Friday, January 15, 2021

OPs

It was Eddie, our truck driver at Industrial Steel and Wire, who introduced me to the existence of OPs. “They’re the best cigarettes,” he confided in what seems a lifetime ago when I drove a forklift to help pay for graduate school. Being naïve beyond belief, I bit and asked, “What exactly are OPs?” to which Eddie answered, “‘other people’s.’” The writers for MLB.com are great at spending OPs money. On Monday, Thomas Harrigan wrote that, even after acquiring shortstop Francisco Lindor and signing free-agent catcher James McCann, the Mets “shouldn’t stop now.” No, they should make a push for free-agent outfielder George Springer.
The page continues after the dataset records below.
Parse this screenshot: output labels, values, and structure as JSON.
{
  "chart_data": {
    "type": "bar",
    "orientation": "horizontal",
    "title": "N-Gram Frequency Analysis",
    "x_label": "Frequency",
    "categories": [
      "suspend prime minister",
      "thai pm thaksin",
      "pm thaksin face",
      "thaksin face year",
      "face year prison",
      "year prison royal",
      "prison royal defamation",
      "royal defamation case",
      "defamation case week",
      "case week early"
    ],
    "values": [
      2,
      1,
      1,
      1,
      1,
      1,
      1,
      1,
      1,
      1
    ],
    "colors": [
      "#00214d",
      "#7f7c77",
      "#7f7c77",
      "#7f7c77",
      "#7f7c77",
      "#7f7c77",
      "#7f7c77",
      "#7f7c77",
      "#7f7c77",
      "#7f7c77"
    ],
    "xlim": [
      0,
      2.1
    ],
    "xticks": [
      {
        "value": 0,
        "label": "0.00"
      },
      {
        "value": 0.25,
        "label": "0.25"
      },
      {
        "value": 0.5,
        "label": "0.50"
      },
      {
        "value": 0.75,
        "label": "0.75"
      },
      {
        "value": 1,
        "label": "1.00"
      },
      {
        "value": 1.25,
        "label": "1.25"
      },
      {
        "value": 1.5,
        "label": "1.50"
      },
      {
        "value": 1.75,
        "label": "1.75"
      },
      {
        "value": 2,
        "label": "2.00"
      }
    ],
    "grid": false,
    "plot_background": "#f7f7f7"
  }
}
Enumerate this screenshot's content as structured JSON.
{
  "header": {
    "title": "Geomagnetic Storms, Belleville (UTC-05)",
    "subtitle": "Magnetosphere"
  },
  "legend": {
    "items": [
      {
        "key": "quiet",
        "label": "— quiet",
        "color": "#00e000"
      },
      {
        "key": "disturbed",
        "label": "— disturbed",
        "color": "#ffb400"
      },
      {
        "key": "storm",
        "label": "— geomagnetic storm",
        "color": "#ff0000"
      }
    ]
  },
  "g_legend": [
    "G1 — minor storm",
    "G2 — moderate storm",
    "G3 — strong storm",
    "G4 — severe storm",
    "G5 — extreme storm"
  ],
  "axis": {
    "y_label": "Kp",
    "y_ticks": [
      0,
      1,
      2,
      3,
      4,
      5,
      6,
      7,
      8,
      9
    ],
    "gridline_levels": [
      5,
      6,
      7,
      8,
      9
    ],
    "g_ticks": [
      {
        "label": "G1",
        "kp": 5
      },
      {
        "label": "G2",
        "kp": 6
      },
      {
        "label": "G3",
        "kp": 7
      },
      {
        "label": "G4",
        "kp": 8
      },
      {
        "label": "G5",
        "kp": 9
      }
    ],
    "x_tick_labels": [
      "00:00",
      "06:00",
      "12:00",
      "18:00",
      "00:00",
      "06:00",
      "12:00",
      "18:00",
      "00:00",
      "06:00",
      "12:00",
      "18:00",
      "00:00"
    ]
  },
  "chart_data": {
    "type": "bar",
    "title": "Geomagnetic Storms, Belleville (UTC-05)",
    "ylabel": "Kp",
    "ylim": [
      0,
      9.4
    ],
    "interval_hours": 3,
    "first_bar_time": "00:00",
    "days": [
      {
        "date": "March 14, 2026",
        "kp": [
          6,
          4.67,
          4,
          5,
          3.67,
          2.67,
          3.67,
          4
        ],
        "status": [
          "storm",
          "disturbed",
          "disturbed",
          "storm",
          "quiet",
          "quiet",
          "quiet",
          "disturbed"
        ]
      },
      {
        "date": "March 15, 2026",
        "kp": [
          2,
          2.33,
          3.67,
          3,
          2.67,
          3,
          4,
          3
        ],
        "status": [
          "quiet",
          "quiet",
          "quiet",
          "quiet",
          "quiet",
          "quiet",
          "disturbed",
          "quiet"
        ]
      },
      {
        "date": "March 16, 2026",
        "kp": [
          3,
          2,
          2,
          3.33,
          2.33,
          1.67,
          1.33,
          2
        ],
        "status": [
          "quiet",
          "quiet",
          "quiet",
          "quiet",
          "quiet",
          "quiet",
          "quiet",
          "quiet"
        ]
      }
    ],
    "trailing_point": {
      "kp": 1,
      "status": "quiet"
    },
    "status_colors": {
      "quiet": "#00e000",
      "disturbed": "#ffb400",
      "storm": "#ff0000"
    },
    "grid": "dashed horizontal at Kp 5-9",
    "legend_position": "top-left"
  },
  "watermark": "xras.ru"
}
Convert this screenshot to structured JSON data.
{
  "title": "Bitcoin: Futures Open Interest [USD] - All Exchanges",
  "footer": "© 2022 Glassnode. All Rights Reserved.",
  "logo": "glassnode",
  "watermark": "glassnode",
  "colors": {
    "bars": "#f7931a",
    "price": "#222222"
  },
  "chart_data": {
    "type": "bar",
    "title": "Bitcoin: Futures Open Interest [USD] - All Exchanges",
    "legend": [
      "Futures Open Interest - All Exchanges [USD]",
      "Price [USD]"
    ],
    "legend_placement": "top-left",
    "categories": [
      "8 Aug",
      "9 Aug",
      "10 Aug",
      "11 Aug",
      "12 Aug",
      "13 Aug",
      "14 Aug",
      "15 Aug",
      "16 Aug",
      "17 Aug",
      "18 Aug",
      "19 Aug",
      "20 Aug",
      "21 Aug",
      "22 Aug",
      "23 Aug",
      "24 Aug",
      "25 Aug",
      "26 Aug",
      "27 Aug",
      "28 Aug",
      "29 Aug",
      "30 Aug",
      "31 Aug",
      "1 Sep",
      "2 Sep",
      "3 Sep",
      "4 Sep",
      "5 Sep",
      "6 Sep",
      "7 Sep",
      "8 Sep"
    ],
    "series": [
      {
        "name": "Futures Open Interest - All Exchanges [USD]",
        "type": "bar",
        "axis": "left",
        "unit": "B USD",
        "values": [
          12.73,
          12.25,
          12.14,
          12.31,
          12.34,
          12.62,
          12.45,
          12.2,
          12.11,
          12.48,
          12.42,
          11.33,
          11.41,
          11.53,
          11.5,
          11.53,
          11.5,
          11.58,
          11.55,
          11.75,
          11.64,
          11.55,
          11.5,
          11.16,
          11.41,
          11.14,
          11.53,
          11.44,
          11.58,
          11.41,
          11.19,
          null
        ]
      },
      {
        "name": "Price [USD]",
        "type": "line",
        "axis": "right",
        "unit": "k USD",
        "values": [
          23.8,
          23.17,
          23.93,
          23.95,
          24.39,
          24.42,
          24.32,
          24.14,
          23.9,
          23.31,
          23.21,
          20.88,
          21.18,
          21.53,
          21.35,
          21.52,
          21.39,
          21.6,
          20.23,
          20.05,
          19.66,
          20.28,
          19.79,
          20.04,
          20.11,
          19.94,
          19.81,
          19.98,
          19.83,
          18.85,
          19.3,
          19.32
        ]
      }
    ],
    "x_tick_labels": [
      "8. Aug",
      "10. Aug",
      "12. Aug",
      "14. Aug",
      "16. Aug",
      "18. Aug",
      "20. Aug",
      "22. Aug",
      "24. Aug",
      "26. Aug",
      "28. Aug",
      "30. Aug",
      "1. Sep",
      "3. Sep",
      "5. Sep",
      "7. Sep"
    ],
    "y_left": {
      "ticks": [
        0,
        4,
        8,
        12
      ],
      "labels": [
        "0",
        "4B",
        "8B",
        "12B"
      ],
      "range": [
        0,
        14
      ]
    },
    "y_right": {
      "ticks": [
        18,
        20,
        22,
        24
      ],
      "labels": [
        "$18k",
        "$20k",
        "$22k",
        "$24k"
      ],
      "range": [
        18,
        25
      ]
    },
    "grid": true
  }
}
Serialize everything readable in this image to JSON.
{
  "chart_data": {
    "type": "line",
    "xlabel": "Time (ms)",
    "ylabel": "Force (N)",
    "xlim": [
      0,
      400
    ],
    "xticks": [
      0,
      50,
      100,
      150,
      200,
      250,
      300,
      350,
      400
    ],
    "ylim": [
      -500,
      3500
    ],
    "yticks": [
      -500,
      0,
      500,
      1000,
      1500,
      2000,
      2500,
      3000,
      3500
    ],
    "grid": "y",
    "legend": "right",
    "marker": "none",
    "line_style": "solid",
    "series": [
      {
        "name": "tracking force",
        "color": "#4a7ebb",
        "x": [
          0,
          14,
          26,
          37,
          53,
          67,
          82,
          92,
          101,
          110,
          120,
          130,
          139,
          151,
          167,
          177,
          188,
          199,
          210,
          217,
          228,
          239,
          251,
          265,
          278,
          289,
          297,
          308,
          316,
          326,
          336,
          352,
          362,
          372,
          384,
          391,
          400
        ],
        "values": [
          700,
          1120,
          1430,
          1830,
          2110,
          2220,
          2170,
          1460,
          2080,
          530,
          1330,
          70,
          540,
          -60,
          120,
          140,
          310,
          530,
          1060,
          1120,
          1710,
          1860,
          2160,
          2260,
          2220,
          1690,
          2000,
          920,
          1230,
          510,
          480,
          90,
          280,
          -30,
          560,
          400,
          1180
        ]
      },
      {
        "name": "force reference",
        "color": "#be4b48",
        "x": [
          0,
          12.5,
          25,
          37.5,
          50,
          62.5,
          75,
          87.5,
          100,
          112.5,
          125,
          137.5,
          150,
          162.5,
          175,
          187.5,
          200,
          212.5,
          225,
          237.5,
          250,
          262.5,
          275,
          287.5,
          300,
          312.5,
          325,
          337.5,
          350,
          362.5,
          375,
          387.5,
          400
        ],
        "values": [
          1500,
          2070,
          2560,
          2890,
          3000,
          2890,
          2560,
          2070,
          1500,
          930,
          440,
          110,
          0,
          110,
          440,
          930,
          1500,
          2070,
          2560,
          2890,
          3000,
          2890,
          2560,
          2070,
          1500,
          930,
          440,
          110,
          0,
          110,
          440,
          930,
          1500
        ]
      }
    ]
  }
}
Ditto the White Sox, Braves, and Blue Jays. Nothing like a bidding war to help stoke the hot stove league in mid-January. This is par for the course. Beat writers on the site follow every free agent as though his signing will clinch a World Series for his new team. No, the signing after, or the signing after that. Whatever gets them to the necessary word count that day. Truth be told, I play the game of OPs, too, sometimes as a general manager, other times as an owner. It must be the way I was raised, or what I saw as a young Sox fan, but I’m slow to spend money or make moves that cost or affect young talent, even if it’s all make-believe. Springer to the Sox? I mean, why? Springer, 31, became a free agent after turning down the Astros’ qualifying offer of $18.9 million. Do you think he’s going to take a mere $120 million over six years? How about $140 million? What about more? If the Sox were to do as Harrigan wants them to, they immediately limit their ability to make other moves down the road. They also in effect say they’re never going to develop an impact outfielder anytime soon because they already have Luis Robert and Eloy Jimenez. In that case, they want to stop drafting outfielders. And how long until Springer’s legs give out and necessitate giving him playing time at DH? And if you already have Andrew Vaughn there, what, are you going to trade Vaughn because a big free-agent contract says you have to? These kind of questions go with any of the free agents the MLB writers are touting, whether DJ LeMahieu, Trevor Bauer, Nelson Cruz or anyone in between. Only the team executives who do the actual signing have to worry about answers. Call it an OPs problem.